O alto custo do crédito segue como o maior obstáculo para o financiamento da indústria no Brasil. Levantamento especial da Confederação Nacional da Indústria (CNI) sobre as condições de acesso ao crédito em 2025 mostra que oito em cada dez empresas industriais que enfrentaram dificuldades para obter recursos associam o problema diretamente às taxas de juros elevadas.
A pesquisa, realizada em parceria com a Associação Brasileira de Desenvolvimento (ABDE), indica que 80% dos empresários que tiveram entraves no financiamento de curto e médio prazo — operações com vencimento de até cinco anos — apontaram os juros como o principal fator limitante.
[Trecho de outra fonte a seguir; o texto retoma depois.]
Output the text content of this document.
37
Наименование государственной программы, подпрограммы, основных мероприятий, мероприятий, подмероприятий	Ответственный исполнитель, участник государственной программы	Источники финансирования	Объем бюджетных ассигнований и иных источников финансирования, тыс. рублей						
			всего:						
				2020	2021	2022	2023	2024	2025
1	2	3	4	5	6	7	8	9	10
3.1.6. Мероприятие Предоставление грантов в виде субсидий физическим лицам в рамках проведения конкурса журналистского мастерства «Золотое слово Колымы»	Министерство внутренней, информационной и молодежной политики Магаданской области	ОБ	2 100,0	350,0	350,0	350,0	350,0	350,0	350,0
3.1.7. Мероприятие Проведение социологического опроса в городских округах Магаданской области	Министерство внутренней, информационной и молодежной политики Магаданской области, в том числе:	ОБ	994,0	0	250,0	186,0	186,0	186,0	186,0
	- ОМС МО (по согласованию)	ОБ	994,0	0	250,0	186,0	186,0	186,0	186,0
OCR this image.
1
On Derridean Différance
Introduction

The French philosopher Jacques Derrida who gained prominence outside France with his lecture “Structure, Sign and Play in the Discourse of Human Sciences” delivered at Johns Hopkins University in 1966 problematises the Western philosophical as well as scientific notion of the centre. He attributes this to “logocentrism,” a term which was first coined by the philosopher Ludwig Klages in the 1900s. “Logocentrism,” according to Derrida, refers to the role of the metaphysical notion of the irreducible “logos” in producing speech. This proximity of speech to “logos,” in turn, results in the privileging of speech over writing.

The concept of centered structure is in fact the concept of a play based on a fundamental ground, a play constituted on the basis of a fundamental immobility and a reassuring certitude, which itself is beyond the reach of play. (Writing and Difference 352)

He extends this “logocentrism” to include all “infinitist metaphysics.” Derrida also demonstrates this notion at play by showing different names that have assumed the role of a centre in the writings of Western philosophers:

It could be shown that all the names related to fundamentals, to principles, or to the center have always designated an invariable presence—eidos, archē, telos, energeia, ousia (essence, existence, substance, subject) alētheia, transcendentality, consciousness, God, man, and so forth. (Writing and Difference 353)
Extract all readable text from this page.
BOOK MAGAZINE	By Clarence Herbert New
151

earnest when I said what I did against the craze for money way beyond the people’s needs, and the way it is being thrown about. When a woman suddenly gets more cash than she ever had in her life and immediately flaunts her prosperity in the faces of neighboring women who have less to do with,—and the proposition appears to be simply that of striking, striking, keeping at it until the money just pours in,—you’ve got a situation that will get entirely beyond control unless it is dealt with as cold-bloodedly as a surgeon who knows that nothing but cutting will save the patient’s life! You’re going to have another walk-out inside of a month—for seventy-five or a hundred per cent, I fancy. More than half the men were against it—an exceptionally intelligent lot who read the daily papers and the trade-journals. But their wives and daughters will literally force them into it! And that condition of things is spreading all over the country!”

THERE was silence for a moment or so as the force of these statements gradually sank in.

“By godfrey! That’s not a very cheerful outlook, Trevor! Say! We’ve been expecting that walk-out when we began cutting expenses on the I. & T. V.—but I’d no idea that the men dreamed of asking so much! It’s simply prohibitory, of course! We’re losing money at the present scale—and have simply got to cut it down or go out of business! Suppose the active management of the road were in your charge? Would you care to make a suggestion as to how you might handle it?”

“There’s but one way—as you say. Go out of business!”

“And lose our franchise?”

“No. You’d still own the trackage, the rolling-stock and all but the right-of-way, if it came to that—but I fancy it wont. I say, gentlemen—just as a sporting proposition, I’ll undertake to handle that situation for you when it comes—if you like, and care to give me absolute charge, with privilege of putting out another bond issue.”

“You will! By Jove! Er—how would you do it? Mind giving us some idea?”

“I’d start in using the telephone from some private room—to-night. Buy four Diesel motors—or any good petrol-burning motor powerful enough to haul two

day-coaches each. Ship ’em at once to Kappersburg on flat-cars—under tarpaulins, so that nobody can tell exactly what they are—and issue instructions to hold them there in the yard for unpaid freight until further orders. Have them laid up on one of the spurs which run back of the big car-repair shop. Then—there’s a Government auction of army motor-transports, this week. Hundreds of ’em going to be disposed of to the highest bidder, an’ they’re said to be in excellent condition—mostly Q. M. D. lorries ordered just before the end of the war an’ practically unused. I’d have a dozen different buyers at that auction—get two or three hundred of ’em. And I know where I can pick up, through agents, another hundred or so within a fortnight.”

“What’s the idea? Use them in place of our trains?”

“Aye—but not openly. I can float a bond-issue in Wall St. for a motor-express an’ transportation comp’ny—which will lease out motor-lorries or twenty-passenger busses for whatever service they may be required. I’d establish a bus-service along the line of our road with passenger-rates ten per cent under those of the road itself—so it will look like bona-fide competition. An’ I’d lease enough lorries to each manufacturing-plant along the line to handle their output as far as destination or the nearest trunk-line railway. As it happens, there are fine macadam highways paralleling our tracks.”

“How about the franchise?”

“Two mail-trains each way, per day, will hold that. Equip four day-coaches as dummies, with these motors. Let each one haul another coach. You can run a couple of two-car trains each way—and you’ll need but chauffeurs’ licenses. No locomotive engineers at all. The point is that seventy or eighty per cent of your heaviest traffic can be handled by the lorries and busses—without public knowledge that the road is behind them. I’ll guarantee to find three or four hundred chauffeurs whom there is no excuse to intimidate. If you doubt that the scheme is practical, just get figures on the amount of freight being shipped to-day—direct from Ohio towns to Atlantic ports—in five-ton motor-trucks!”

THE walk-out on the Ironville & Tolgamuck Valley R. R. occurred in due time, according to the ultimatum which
Em seguida, aparecem a exigência de garantias reais, como imóveis e máquinas, citada por 32% dos respondentes, e a falta de linhas de crédito adequadas às demandas das empresas, mencionada por 17%.
O mesmo padrão se repete nas operações de longo prazo, com prazos superiores a cinco anos. Nesse tipo de financiamento, 71% dos industriais também identificaram o nível elevado dos juros como a maior dificuldade. A necessidade de oferecer garantias aparece novamente em segundo lugar, com 31%, enquanto a escassez de produtos financeiros compatíveis com projetos empresariais foi apontada por 17%.
Para Maria Virgínia Colusso, analista de Políticas e Indústria da CNI, o cenário reflete o atual contexto da política monetária no país. “A política monetária permanece bastante restritiva. Com a taxa Selic em 15% ao ano e juros reais próximos de 10%, o crédito se torna mais caro e acaba desestimulando investimentos na ampliação da capacidade produtiva e em inovação”, afirma.
Segundo a especialista, esse ambiente afeta diretamente a competitividade da indústria brasileira, justamente em um momento em que o setor ainda busca consolidar sua recuperação e retomar uma trajetória mais consistente de crescimento.